My wife and I drove down to the Lake Chapala area this last week . We spent a week checking out the area for future retirement. WE LOVED IT.. Not once (on the trip there or on the return) were we confronted or felt out of place - we were treated with utmost respect by all. We meet several expats and shared lunches and drinks, one couple even took us on a guided tour of some of the local sights. We drove over 150 miles around Chapala ,Ajijic,and thru Jocotepec looking at homes and exploring the country side. Some of the Pan Am games were in progress and we drove out to witness the support and cooperation of the various nations to compete in Mexico. We were impressed by the security and control of the area by the Mexican goverment. I wish to thank all the moderators and other people that have been supportive of the expat fourm and the real life travel to and from Mexico. 

























l


----------



## Grizzy (Nov 8, 2010)

Glad you liked it here. I succumbed to the Lake's magic charm about a year ago and made the move to live here in February. Haven't looked back and have never felt unsafe or regretted the move.


----------



## FHBOY (Jun 15, 2010)

DavidD said:


> My wife and I drove down to the Lake Chapala area this last week . We spent a week checking out the area for future retirement. WE LOVED IT.. Not once (on the trip there or on the return) were we confronted or felt out of place - we were treated with utmost respect by all. We meet several expats and shared lunches and drinks, one couple even took us on a guided tour of some of the local sights. We drove over 150 miles around Chapala, ,Ajijic,and thru Jocotepec looking at homes and exploring the country side. Some of the Pan Am games were in progress and we drove out to witness the support and cooperation of the various nations to compete in Mexico. We were impressed by the security and control of the area by the Mexican goverment. I wish to thank all the moderators and other people that have been supportive of the expat fourm and the real life travel to and from Mexico.
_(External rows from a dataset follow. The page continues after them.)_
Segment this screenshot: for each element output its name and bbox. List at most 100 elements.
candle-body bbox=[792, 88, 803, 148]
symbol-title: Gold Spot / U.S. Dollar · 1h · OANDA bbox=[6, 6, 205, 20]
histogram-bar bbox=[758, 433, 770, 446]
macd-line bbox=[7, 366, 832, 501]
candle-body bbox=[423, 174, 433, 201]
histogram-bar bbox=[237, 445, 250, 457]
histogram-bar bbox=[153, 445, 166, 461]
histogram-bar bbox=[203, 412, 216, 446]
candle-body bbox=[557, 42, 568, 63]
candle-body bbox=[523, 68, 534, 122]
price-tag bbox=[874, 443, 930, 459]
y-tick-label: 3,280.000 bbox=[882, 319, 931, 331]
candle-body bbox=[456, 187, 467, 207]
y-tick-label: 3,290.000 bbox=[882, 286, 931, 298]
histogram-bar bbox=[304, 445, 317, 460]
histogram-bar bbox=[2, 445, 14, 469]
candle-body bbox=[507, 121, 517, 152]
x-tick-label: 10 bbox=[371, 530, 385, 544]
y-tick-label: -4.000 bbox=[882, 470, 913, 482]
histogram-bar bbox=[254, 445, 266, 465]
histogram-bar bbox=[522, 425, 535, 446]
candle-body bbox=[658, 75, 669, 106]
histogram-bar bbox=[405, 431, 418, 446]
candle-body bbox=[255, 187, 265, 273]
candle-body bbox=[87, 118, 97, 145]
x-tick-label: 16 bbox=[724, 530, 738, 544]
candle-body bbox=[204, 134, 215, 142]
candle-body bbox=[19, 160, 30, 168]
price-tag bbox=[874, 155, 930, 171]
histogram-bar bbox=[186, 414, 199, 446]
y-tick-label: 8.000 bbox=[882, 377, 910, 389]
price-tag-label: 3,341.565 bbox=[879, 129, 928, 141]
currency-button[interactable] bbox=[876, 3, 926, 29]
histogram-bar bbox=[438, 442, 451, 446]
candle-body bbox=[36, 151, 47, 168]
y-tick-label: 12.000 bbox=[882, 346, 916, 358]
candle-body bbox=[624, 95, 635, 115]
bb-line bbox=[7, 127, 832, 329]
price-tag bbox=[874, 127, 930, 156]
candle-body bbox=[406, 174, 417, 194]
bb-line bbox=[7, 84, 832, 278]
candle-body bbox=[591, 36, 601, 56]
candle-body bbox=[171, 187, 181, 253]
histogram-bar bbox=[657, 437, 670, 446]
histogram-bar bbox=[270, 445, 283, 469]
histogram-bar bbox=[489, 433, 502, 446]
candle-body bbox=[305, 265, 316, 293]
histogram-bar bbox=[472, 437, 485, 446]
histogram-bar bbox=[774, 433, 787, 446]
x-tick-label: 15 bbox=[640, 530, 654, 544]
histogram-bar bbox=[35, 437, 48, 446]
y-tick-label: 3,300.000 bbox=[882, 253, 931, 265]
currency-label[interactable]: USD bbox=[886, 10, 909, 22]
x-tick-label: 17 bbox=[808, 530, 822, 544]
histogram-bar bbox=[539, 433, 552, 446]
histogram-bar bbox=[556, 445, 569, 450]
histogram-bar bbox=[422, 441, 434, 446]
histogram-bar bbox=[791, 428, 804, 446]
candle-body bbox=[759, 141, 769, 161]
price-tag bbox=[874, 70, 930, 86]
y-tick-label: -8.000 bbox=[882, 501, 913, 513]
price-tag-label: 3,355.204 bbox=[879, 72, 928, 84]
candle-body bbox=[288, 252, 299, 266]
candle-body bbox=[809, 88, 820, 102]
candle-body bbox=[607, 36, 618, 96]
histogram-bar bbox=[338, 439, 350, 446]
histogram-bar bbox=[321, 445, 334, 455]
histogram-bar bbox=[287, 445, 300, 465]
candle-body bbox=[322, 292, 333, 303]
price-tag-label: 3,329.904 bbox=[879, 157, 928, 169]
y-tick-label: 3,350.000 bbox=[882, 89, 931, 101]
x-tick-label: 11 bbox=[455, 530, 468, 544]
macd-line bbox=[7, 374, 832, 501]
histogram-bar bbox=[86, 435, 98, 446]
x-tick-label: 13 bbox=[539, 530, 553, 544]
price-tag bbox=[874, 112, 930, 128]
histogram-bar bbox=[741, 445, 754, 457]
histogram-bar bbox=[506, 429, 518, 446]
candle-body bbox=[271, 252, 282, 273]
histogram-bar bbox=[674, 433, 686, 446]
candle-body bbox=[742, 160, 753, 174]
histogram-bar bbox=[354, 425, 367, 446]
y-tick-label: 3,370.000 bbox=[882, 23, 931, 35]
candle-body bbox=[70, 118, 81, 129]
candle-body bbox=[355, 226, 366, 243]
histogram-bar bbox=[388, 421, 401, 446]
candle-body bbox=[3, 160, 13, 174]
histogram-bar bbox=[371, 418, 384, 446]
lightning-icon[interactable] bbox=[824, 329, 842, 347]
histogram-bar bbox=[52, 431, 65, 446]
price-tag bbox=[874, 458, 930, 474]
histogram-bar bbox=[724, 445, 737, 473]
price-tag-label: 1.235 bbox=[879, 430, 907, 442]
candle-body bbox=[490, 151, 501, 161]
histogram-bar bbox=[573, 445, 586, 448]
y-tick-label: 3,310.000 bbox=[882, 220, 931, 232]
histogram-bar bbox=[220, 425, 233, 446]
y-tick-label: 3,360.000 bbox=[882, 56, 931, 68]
_We only spent a dew days there and it was enough for us to decide to retire there. But you can see that from my message header._


----------



## Retired-Veteran (Oct 29, 2011)

Thanks for the information. It is stories like this that make me feel more and more like I am making the right choice.


----------



## DavidD (Jan 6, 2011)

Retired-Veteran said:


> Thanks for the information. It is stories like this that make me feel more and more like I am making the right choice.


My wife would drive back today if possible, but family matters at present will keep us here at least one more year. The laid back life style was a bit of a shock coming from here, and will take some getting used to it. We did enjoy the area and will be back.


----------